2. 52 = 2 x 26 = 4 x ?
2 x 26 = 2 x 2 x 13 = 4 x 13
So the missing number is 13.
3. 84 = 7 x 12 = 21 x ?
7 x 12 = 7 x 3 x 4 = 21 x 4
So the missing number is 4.
4. 48 = 8 x 6 = 16 x ?
8 x 6 = 8 x 2 x 3 = 16 x 3
So the missing number is 3.
5. 72 = 8 x 9 = ? x 18
8 x 9 = 4 x 2 x 9 = 4 x 18
So the missing number is 4.
Week 2: Multiplication – Day 4
Multiplication Patterns
1. How can you tell if a number is a multiple of ten?
Its ones digit is zero. Examples of multiples of ten: 10, 100, 3240, 9600
2. How can you tell if a number is a multiple of five?
Its ones digit is either zero or five.
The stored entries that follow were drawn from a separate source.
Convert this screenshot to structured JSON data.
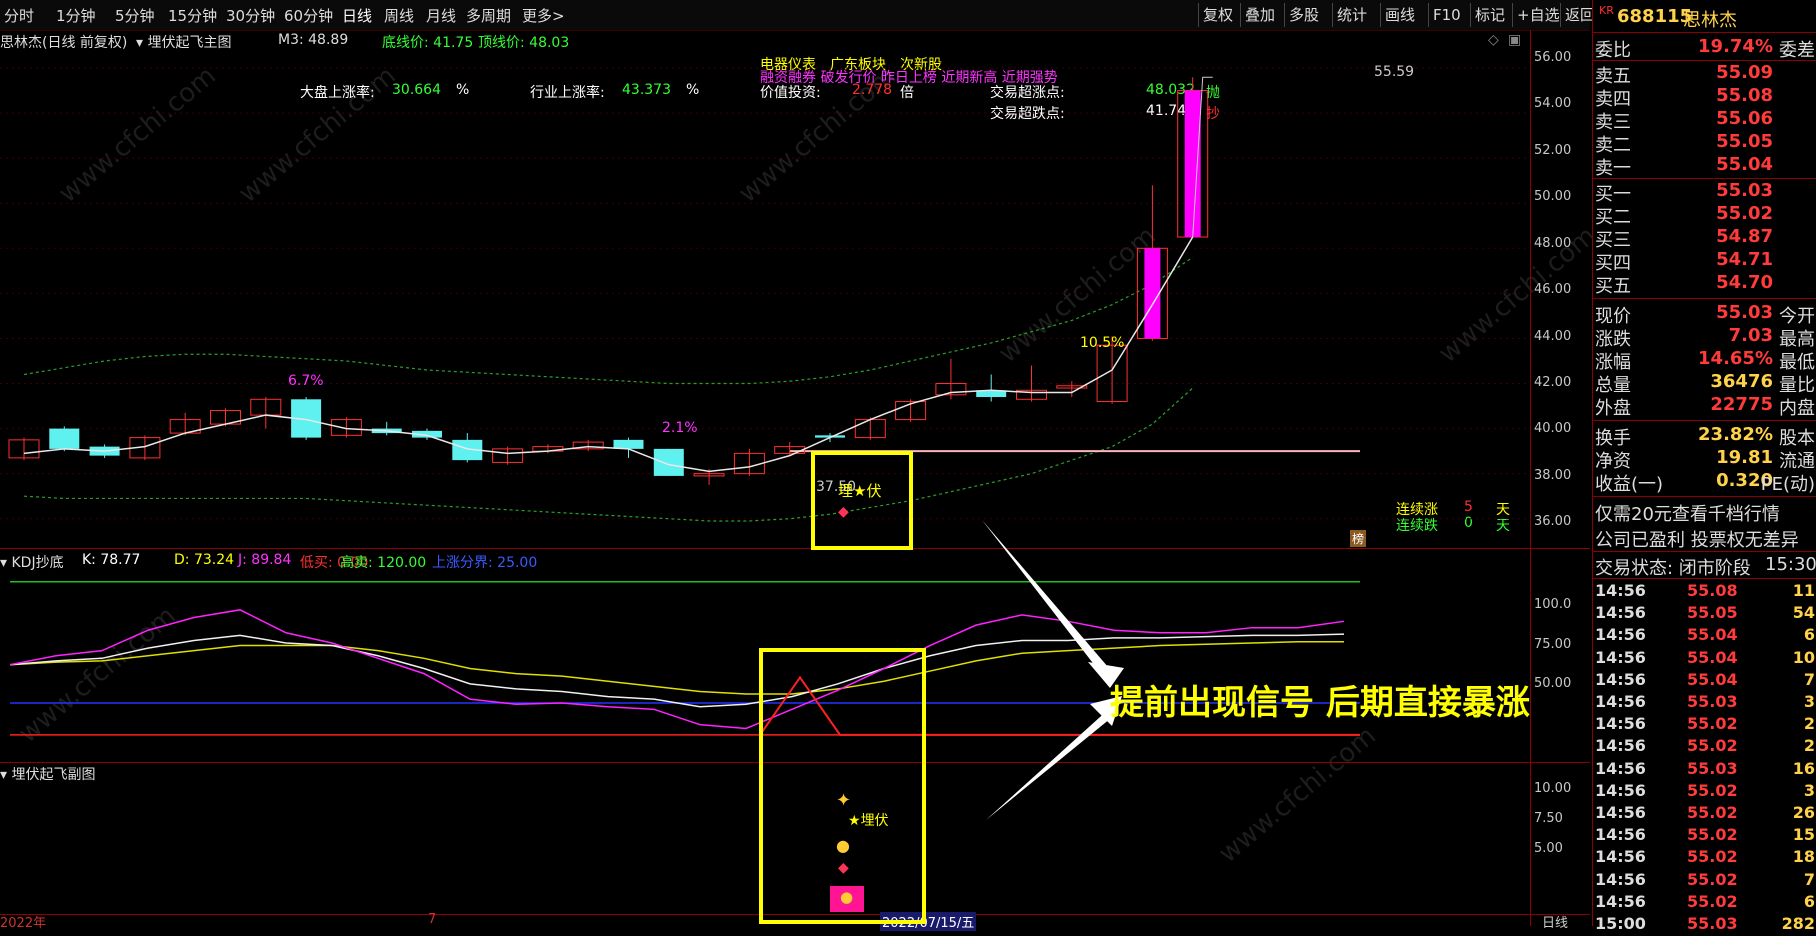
{
  "toolbar": {
    "periods": [
      "分时",
      "1分钟",
      "5分钟",
      "15分钟",
      "30分钟",
      "60分钟",
      "日线",
      "周线",
      "月线",
      "多周期",
      "更多>"
    ],
    "active_period": "日线",
    "right_buttons": [
      "复权",
      "叠加",
      "多股",
      "统计",
      "画线",
      "F10",
      "标记",
      "+自选",
      "返回"
    ]
  },
  "main_header": {
    "title": "思林杰(日线 前复权)",
    "indicator": "埋伏起飞主图",
    "m3": "M3: 48.89",
    "low_line": "底线价: 41.75",
    "top_line": "顶线价: 48.03"
  },
  "info": {
    "market_rise_label": "大盘上涨率:",
    "market_rise_value": "30.664",
    "market_rise_unit": "%",
    "industry_rise_label": "行业上涨率:",
    "industry_rise_value": "43.373",
    "industry_rise_unit": "%",
    "sector_line": "电器仪表　广东板块　次新股",
    "tags_line": "融资融券 破发行价 昨日上榜 近期新高 近期强势",
    "value_label": "价值投资:",
    "value_value": "2.778",
    "value_unit": "倍",
    "oversold_up_label": "交易超涨点:",
    "oversold_up_value": "48.032",
    "oversold_up_action": "抛",
    "oversold_down_label": "交易超跌点:",
    "oversold_down_value": "41.747",
    "oversold_down_action": "抄",
    "consec_up_label": "连续涨",
    "consec_up_value": "5",
    "consec_up_unit": "天",
    "consec_down_label": "连续跌",
    "consec_down_value": "0",
    "consec_down_unit": "天",
    "pct_annot_1": "6.7%",
    "pct_annot_2": "2.1%",
    "pct_annot_3": "10.5%",
    "high_label": "55.59",
    "low_label": "37.50",
    "signal_text": "埋★伏",
    "bang_badge": "榜"
  },
  "kdj": {
    "title": "KDJ抄底",
    "k": "K: 78.77",
    "d": "D: 73.24",
    "j": "J: 89.84",
    "low_buy": "低买: 0.00",
    "high_sell": "高卖: 120.00",
    "rise_bound": "上涨分界: 25.00"
  },
  "sub": {
    "title": "埋伏起飞副图",
    "signal_text": "埋伏"
  },
  "annotation": {
    "text": "提前出现信号  后期直接暴涨"
  },
  "axis": {
    "main_ticks": [
      "56.00",
      "54.00",
      "52.00",
      "50.00",
      "48.00",
      "46.00",
      "44.00",
      "42.00",
      "40.00",
      "38.00",
      "36.00"
    ],
    "kdj_ticks": [
      "100.0",
      "75.00",
      "50.00"
    ],
    "sub_ticks": [
      "10.00",
      "7.50",
      "5.00"
    ],
    "bottom_left": "2022年",
    "bottom_mid": "7",
    "bottom_date": "2022/07/15/五",
    "bottom_right": "日线"
  },
  "quote": {
    "code": "688115",
    "name": "思林杰",
    "kr": "KR",
    "wei_bi_label": "委比",
    "wei_bi_value": "19.74%",
    "wei_cha_label": "委差",
    "asks": [
      {
        "label": "卖五",
        "price": "55.09"
      },
      {
        "label": "卖四",
        "price": "55.08"
      },
      {
        "label": "卖三",
        "price": "55.06"
      },
      {
        "label": "卖二",
        "price": "55.05"
      },
      {
        "label": "卖一",
        "price": "55.04"
      }
    ],
    "bids": [
      {
        "label": "买一",
        "price": "55.03"
      },
      {
        "label": "买二",
        "price": "55.02"
      },
      {
        "label": "买三",
        "price": "54.87"
      },
      {
        "label": "买四",
        "price": "54.71"
      },
      {
        "label": "买五",
        "price": "54.70"
      }
    ],
    "stats": [
      {
        "label": "现价",
        "value": "55.03",
        "label2": "今开"
      },
      {
        "label": "涨跌",
        "value": "7.03",
        "label2": "最高"
      },
      {
        "label": "涨幅",
        "value": "14.65%",
        "label2": "最低"
      },
      {
        "label": "总量",
        "value": "36476",
        "label2": "量比"
      },
      {
        "label": "外盘",
        "value": "22775",
        "label2": "内盘"
      }
    ],
    "stats2": [
      {
        "label": "换手",
        "value": "23.82%",
        "label2": "股本"
      },
      {
        "label": "净资",
        "value": "19.81",
        "label2": "流通"
      },
      {
        "label": "收益(一)",
        "value": "0.320",
        "label2": "PE(动)"
      }
    ],
    "promo1": "仅需20元查看千档行情",
    "promo2": "公司已盈利 投票权无差异",
    "status_label": "交易状态: 闭市阶段",
    "status_time": "15:30",
    "ticks": [
      {
        "t": "14:56",
        "p": "55.08",
        "v": "11"
      },
      {
        "t": "14:56",
        "p": "55.05",
        "v": "54"
      },
      {
        "t": "14:56",
        "p": "55.04",
        "v": "6"
      },
      {
        "t": "14:56",
        "p": "55.04",
        "v": "10"
      },
      {
        "t": "14:56",
        "p": "55.04",
        "v": "7"
      },
      {
        "t": "14:56",
        "p": "55.03",
        "v": "3"
      },
      {
        "t": "14:56",
        "p": "55.02",
        "v": "2"
      },
      {
        "t": "14:56",
        "p": "55.02",
        "v": "2"
      },
      {
        "t": "14:56",
        "p": "55.03",
        "v": "16"
      },
      {
        "t": "14:56",
        "p": "55.02",
        "v": "3"
      },
      {
        "t": "14:56",
        "p": "55.02",
        "v": "26"
      },
      {
        "t": "14:56",
        "p": "55.02",
        "v": "15"
      },
      {
        "t": "14:56",
        "p": "55.02",
        "v": "18"
      },
      {
        "t": "14:56",
        "p": "55.02",
        "v": "7"
      },
      {
        "t": "14:56",
        "p": "55.02",
        "v": "6"
      },
      {
        "t": "15:00",
        "p": "55.03",
        "v": "282"
      }
    ]
  },
  "chart_data": {
    "type": "candlestick",
    "ylim": [
      35.5,
      56.8
    ],
    "candles": [
      {
        "o": 38.7,
        "c": 39.5,
        "h": 39.6,
        "l": 38.6
      },
      {
        "o": 40.0,
        "c": 39.1,
        "h": 40.1,
        "l": 39.0
      },
      {
        "o": 39.2,
        "c": 38.8,
        "h": 39.3,
        "l": 38.7
      },
      {
        "o": 38.7,
        "c": 39.6,
        "h": 39.7,
        "l": 38.6
      },
      {
        "o": 39.8,
        "c": 40.4,
        "h": 40.7,
        "l": 39.7
      },
      {
        "o": 40.2,
        "c": 40.8,
        "h": 40.9,
        "l": 40.1
      },
      {
        "o": 40.6,
        "c": 41.3,
        "h": 41.4,
        "l": 40.0
      },
      {
        "o": 41.3,
        "c": 39.6,
        "h": 41.4,
        "l": 39.5
      },
      {
        "o": 39.7,
        "c": 40.4,
        "h": 40.5,
        "l": 39.6
      },
      {
        "o": 40.0,
        "c": 39.8,
        "h": 40.3,
        "l": 39.7
      },
      {
        "o": 39.9,
        "c": 39.6,
        "h": 40.0,
        "l": 39.5
      },
      {
        "o": 39.5,
        "c": 38.6,
        "h": 39.8,
        "l": 38.5
      },
      {
        "o": 38.5,
        "c": 39.1,
        "h": 39.2,
        "l": 38.4
      },
      {
        "o": 39.0,
        "c": 39.2,
        "h": 39.3,
        "l": 38.9
      },
      {
        "o": 39.1,
        "c": 39.4,
        "h": 39.5,
        "l": 39.0
      },
      {
        "o": 39.5,
        "c": 39.1,
        "h": 39.6,
        "l": 38.7
      },
      {
        "o": 39.1,
        "c": 37.9,
        "h": 39.1,
        "l": 37.9
      },
      {
        "o": 37.9,
        "c": 38.0,
        "h": 38.2,
        "l": 37.5
      },
      {
        "o": 38.0,
        "c": 38.9,
        "h": 39.1,
        "l": 37.9
      },
      {
        "o": 38.9,
        "c": 39.2,
        "h": 39.4,
        "l": 38.8
      },
      {
        "o": 39.7,
        "c": 39.6,
        "h": 39.8,
        "l": 39.4
      },
      {
        "o": 39.6,
        "c": 40.4,
        "h": 40.5,
        "l": 39.5
      },
      {
        "o": 40.4,
        "c": 41.2,
        "h": 41.3,
        "l": 40.3
      },
      {
        "o": 41.5,
        "c": 42.0,
        "h": 43.1,
        "l": 41.3
      },
      {
        "o": 41.7,
        "c": 41.4,
        "h": 42.4,
        "l": 41.2
      },
      {
        "o": 41.3,
        "c": 41.7,
        "h": 42.8,
        "l": 41.2
      },
      {
        "o": 41.8,
        "c": 41.9,
        "h": 42.1,
        "l": 41.4
      },
      {
        "o": 41.2,
        "c": 43.7,
        "h": 44.1,
        "l": 41.1
      },
      {
        "o": 44.0,
        "c": 48.0,
        "h": 50.8,
        "l": 43.9
      },
      {
        "o": 48.5,
        "c": 55.0,
        "h": 55.59,
        "l": 48.5
      }
    ]
  }
}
Examples of multiples of five: 5, 15, 105, 7050
3. Write down the multiples of 11 from 1 x 11 to 9 x 11.
11, 22, 33, 44, 55, 66, 77, 88, 99
4. The ones-digits for multiples of nine follow a pattern. What is the pattern?
The first ten multiples of 9 are 9, 18, 27, 36, 45, 54, 63, 72, 81, 90.
The pattern of the ones-digits is 9, 8, 7, 6, 5, 4, 3, 2, 1, 0. This pattern is repeated for the next ten multiples, over and over.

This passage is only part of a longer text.